Так потихоньку начинался театр.

Во втором этаже моего дома, прямо под нами, была такая же как наша, квартира. Там жил Вовка Спивак с матерью и бабушкой. Правда, жили они в самой тёмной комнате, всем остальным, включая коридор и парадный выход, владели две барыни-сёстры, а Вовка и его семья пользовались только чёрным ходом.

И выяснилось вдруг, что Вовкина бабушка служит в Театре Моссовета. Она там служила уборщицей и могла нас бесплатно пускать.

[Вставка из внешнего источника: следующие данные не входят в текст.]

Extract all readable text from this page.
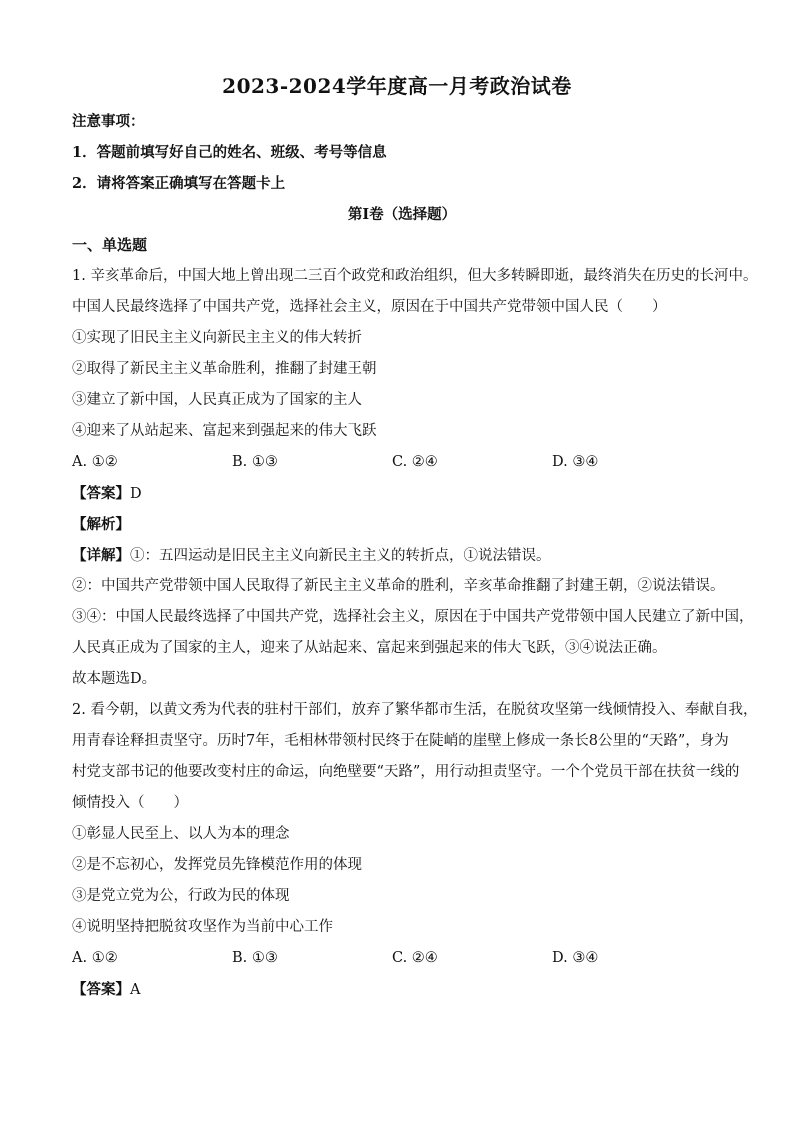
2023-2024学年度高一月考政治试卷
注意事项：
1．答题前填写好自己的姓名、班级、考号等信息
2．请将答案正确填写在答题卡上
第I卷（选择题）
一、单选题
1. 辛亥革命后，中国大地上曾出现二三百个政党和政治组织，但大多转瞬即逝，最终消失在历史的长河中。
中国人民最终选择了中国共产党，选择社会主义，原因在于中国共产党带领中国人民（　　）
①实现了旧民主主义向新民主主义的伟大转折
②取得了新民主主义革命胜利，推翻了封建王朝
③建立了新中国，人民真正成为了国家的主人
④迎来了从站起来、富起来到强起来的伟大飞跃
A. ①②	B. ①③	C. ②④	D. ③④
【答案】D
【解析】
【详解】①：五四运动是旧民主主义向新民主主义的转折点，①说法错误。
②：中国共产党带领中国人民取得了新民主主义革命的胜利，辛亥革命推翻了封建王朝，②说法错误。
③④：中国人民最终选择了中国共产党，选择社会主义，原因在于中国共产党带领中国人民建立了新中国，
人民真正成为了国家的主人，迎来了从站起来、富起来到强起来的伟大飞跃，③④说法正确。
故本题选D。
2. 看今朝，以黄文秀为代表的驻村干部们，放弃了繁华都市生活，在脱贫攻坚第一线倾情投入、奉献自我，
用青春诠释担责坚守。历时7年，毛相林带领村民终于在陡峭的崖壁上修成一条长8公里的“天路”，身为
村党支部书记的他要改变村庄的命运，向绝壁要“天路”，用行动担责坚守。一个个党员干部在扶贫一线的
倾情投入（　　）
①彰显人民至上、以人为本的理念
②是不忘初心，发挥党员先锋模范作用的体现
③是党立党为公，行政为民的体现
④说明坚持把脱贫攻坚作为当前中心工作
A. ①②	B. ①③	C. ②④	D. ③④
【答案】A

Два любимых спектакля были у нас. Один назывался «Недоросль», другой — «Олеко Дундич» с Названовым в главной роли. Мы пытались считать, но сбивались и спорили. Спивак, как особа, непосредственно приближённая к театру через родную бабушку, утверждал, что «Недоросль» он видел двенадцать раз, а «Дундича» — девять. Мне думалось, что он прихвастывает, но и сам я не мог уже точно сказать, восемь или девять раз смотрел я «Олеко Дундича», а уж, конечно, «Недоросль» — не меньше десяти! Словом, обе пьесы мы знали в буквальном смысле наизусть. Да ещё я ребят подогревал, читая из Михаила Голодного:

Дундич, брат мой незнакомый,
За кордон решил бежать,
Он друзей оставил дома,
К нам приехал воевать…

Покачнулся Дундич вправо:
Слева смерть пришла в бою.
Красный Дундич пал со славой
За республику свою…

Сначала на лестнице, а после у меня дома, в столовой, мы ставили сцены из этих пьес. Для одной, из «Дундича», очень кстати пришлась дедова бельгийская винтовка. Там начиналось с того, что на белогвардейском катере с винтовкой ходит часовой, а капитан время от времени его окликает:

— Эй, на вахте!

— Есть на вахте!

— Всё спокойно?

— Всё спокойно, господин капитан!

А Дундич тем временем крадётся. Часового с бельгийской винтовкой играл Спивак, и я с ним замучился. Я так и этак его убеждал, он понимал как будто и кивал, и обещал, но на премьере всё равно упорно отвечал белогвардейскому капитану:

— Всё спокойно, товарищ капитан!

Но самой любимой сценой была та, где Дундич, переодетый, в стане беляков, а знающий его в лицо Ходжич хочет Дундича разоблачить, а Дундич Ходжича душит и прячет тело за диваном. Ходжича играла сестра Ира, а я её душил.